Computational Dynamical Systems

TL;DR

This paper explores the computational limits of smooth dynamical systems, showing that certain classes cannot simulate universal Turing machines and establishing links between system stability, decidability, and complexity.

Contribution

It provides formal definitions for simulation of Turing machines by dynamical systems and characterizes which systems can or cannot perform universal computation.

Findings

Chaotic and integrable systems cannot robustly simulate universal Turing machines.

Structurally stable 1D systems encode only decidable halting problems.
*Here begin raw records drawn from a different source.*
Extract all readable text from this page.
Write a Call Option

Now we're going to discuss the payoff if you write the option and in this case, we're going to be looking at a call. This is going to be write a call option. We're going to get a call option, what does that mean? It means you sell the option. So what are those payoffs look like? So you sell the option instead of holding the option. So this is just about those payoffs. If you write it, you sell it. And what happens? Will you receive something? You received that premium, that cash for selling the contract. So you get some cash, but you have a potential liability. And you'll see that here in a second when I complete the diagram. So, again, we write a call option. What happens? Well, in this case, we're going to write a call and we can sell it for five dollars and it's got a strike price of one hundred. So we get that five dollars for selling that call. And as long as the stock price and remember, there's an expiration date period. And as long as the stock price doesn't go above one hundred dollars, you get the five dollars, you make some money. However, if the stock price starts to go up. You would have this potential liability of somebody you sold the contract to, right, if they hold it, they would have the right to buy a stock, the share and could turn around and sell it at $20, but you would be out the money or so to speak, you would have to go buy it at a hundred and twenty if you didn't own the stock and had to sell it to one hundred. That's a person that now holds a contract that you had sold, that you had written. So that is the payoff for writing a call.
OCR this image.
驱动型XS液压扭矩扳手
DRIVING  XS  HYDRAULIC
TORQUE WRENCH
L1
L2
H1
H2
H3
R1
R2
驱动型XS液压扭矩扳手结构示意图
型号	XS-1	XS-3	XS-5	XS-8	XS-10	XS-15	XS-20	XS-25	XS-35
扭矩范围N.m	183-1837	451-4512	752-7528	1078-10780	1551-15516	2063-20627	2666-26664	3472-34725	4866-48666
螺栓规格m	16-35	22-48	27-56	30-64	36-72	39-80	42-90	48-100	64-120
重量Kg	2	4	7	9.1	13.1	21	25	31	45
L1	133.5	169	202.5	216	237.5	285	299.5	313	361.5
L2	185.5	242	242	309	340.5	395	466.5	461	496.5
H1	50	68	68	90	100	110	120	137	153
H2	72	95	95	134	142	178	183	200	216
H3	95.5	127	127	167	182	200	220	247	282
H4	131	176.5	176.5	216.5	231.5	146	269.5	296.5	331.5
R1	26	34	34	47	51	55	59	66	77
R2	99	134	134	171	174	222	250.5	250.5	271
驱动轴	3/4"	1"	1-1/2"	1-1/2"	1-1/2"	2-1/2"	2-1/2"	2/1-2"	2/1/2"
Highlights the importance of encoding schemes in computational dynamical systems.

Abstract

We study the computational complexity theory of smooth, finite-dimensional dynamical systems. Building off of previous work, we give definitions for what it means for a smooth dynamical system to simulate a Turing machine. We then show that 'chaotic' dynamical systems (more precisely, Axiom A systems) and 'integrable' dynamical systems (more generally, measure-preserving systems) cannot robustly simulate universal Turing machines, although such machines can be robustly simulated by other kinds of dynamical systems. Subsequently, we show that any Turing machine that can be encoded into a structurally stable one-dimensional dynamical system must have a decidable halting problem, and moreover an explicit time complexity bound in instances where it does halt. More broadly, our work elucidates what it means for one 'machine' to simulate another, and emphasizes the necessity of defining low-complexity 'encoders' and 'decoders' to translate between the dynamics of the simulation and the system being simulated. We highlight how the notion of a computational dynamical system leads to questions at the intersection of computational complexity theory, dynamical systems theory, and real algebraic geometry.